Помимо денежных затруднений, семейное счастье Моцарта омрачалось холодными отношениями отца и сестры к его жене. Он все надеялся, что ближайшее знакомство их с его милой Констанцией произведет желанную перемену, внесет любовь и теплоту в их отношения. С этой целью он возил жену в Зальцбург, но ошибся: неприязнь и предубеждение против всей семьи Веберов пустили слишком глубокие корни в сердце старого Моцарта, и он до конца дней своих оставался сдержанным и холодным, что глубоко огорчало его сына. Наоборот, мать Констанции, вначале тоже противившаяся браку, с каждым днем все более и более привязывалась к Моцарту, который своим мягким, ласковым нравом совершенно покорил суровое сердце тещи.

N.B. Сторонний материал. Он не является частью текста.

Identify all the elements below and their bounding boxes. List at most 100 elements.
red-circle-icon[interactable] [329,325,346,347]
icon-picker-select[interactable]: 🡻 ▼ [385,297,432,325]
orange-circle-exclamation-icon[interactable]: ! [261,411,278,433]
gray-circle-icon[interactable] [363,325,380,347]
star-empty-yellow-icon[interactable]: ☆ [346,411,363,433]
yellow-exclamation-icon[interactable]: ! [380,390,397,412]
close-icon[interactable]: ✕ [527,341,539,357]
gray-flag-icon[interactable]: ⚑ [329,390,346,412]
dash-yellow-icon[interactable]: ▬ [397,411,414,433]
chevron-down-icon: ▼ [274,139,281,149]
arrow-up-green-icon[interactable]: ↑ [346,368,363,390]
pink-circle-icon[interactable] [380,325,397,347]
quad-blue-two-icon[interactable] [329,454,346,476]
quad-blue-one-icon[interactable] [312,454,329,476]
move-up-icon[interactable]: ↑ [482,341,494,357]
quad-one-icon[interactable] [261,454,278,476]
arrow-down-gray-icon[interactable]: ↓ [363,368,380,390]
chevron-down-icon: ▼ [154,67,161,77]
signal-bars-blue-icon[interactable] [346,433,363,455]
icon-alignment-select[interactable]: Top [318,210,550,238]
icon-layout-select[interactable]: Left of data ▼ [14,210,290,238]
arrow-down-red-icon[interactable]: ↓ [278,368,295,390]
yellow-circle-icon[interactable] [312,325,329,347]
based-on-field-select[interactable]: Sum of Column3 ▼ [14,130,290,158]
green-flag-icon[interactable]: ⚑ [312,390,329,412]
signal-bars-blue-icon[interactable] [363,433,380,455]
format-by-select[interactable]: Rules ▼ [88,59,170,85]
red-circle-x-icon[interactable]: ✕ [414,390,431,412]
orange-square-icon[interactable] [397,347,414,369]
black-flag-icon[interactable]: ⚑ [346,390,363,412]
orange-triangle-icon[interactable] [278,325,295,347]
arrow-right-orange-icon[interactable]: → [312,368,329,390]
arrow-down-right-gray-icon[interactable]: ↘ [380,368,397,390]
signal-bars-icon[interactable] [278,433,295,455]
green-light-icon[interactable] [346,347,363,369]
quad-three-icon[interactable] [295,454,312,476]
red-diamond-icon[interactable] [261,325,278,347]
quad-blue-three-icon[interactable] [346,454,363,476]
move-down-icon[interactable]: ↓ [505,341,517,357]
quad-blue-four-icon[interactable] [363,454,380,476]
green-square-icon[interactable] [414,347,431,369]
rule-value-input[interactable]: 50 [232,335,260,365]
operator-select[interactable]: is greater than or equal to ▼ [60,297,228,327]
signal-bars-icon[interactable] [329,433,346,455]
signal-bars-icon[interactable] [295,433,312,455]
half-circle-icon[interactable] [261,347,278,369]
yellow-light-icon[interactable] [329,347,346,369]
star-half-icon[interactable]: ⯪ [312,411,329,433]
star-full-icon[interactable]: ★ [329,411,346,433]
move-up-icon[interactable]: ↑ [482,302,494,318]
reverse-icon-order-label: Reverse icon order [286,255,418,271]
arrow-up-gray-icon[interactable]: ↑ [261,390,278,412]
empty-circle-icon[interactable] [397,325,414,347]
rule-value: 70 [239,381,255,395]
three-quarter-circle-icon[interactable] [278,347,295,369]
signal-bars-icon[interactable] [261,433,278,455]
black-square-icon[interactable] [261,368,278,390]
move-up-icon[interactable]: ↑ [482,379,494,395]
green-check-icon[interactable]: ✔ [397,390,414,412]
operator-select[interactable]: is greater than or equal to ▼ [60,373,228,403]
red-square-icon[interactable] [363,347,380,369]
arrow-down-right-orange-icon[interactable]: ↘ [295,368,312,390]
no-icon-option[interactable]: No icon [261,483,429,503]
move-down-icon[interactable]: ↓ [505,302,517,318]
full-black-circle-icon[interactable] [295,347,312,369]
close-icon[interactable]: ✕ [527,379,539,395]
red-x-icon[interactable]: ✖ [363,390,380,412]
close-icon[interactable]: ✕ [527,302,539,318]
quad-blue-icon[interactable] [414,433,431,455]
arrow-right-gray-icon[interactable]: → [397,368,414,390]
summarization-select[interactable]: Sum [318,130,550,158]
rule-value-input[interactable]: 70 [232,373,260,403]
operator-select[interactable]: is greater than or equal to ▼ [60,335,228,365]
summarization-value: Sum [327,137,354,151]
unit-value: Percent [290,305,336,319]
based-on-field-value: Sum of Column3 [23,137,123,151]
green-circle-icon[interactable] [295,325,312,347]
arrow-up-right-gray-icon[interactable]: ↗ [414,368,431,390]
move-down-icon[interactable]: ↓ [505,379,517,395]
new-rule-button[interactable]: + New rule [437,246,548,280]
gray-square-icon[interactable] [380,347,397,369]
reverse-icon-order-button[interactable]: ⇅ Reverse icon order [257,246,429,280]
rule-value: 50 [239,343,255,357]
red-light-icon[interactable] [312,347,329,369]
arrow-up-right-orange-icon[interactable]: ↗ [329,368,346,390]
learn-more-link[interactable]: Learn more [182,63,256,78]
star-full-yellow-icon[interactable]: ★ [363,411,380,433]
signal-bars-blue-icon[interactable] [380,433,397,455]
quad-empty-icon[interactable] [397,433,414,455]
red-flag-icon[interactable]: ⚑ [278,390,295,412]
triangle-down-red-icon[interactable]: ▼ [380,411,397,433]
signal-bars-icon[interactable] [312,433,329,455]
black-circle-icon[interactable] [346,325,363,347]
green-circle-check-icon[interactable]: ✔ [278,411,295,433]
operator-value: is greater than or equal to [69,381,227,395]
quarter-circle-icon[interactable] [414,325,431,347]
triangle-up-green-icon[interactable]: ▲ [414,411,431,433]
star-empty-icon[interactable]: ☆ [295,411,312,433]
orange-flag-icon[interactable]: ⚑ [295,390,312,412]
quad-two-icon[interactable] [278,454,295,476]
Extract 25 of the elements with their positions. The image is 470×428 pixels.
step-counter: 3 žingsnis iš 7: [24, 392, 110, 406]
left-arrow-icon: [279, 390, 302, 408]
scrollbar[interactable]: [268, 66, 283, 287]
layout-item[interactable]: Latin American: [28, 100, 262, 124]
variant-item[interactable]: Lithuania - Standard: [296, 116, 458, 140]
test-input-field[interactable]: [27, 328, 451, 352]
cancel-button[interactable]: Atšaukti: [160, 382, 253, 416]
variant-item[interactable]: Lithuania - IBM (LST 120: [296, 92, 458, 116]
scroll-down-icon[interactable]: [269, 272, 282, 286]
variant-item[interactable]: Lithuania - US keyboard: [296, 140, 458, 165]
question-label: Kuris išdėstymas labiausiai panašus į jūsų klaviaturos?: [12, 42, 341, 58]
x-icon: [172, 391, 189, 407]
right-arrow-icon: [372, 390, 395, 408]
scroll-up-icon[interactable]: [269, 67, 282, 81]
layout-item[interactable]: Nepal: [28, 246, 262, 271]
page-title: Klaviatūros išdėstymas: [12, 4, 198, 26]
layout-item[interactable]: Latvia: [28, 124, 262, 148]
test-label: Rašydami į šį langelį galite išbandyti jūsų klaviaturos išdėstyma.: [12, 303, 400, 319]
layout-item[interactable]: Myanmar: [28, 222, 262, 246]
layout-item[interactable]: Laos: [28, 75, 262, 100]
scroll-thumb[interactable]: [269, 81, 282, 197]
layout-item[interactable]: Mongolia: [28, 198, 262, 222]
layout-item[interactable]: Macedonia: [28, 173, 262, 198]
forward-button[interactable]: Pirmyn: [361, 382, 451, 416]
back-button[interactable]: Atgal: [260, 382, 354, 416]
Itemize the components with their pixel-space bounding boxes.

Констанцию он редко пускал к матери, боясь неприятностей, но сам чуть не ежедневно забегал к ним в предместье, где они жили, всегда с пакетиком кофе, сахара или с другим гостинцем.
Моцарт любил общество, любил веселиться и проводить время в кругу хороших друзей за фортепиано, в веселой беседе за стаканом пунша. Страстный танцор, он с особенным искусством и грацией исполнял менуэт – модный тогда танец, посещал маскарады, устраивал у себя балы по подписке с кавалеров – вероятно, по обычаю того времени, а также по недостатку средств. «На прошлой неделе я давал бал в своей квартире, – пишет Моцарт отцу. – Само собой разумеется, кавалеры платили по два гульдена каждый. Танцы начались в шесть часов и окончились в семь. Как, только один час? Нет, нет! В семь часов утра».

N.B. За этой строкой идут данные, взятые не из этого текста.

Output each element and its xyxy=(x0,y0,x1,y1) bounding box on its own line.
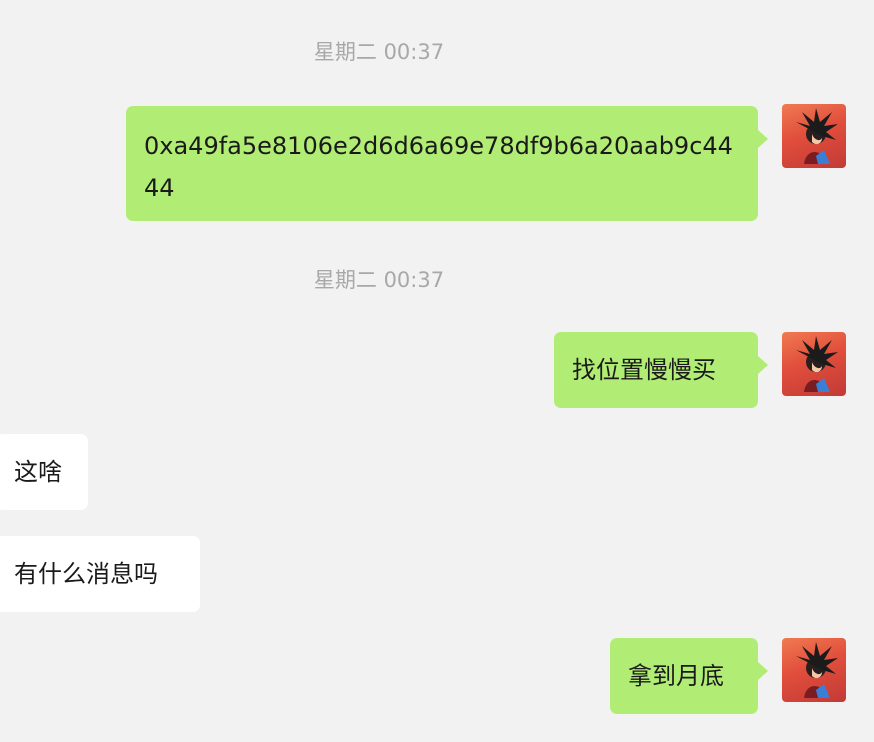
received-message-bubble[interactable]: 这啥 xyxy=(0,434,88,510)
sent-message-bubble[interactable]: 拿到月底 xyxy=(610,638,768,714)
user-avatar-icon[interactable] xyxy=(782,638,846,702)
message-timestamp: 星期二 00:37 xyxy=(313,268,445,292)
user-avatar-icon[interactable] xyxy=(782,332,846,396)
sent-message-bubble[interactable]: 0xa49fa5e8106e2d6d6a69e78df9b6a20aab9c44… xyxy=(126,106,768,221)
sent-message-bubble[interactable]: 找位置慢慢买 xyxy=(554,332,768,408)
message-timestamp: 星期二 00:37 xyxy=(313,40,445,64)
received-message-bubble[interactable]: 有什么消息吗 xyxy=(0,536,200,612)
user-avatar-icon[interactable] xyxy=(782,104,846,168)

Моцарт обращал большое внимание на свой внешний вид, и костюм его отличался изысканным изяществом. «Он был небольшого роста, но пропорционального сложения, с маленькими руками и ногами, вначале худой и только впоследствии несколько толще, – описывает его Ян. – Голова по отношению к туловищу казалась слишком большой. Почти всегда бледное лицо его было приятно, но не изобличало ничего необыкновенного». И только за фортепиано этот тщедушный человек становился великим: его маленькие руки, двигаясь по клавишам необыкновенно красиво и плавно, умели извлекать могучие потрясающие звуки; глаза, окаймленные длинными ресницами и прекрасными бровями, утрачивали в это время свое неопределенное и рассеянное выражение, взгляд становился сосредоточенным и глубоким, в нем зажигался огонь, озарявший все лицо вдохновением, и Моцарт становился царем инструмента и овладевал душою своих слушателей.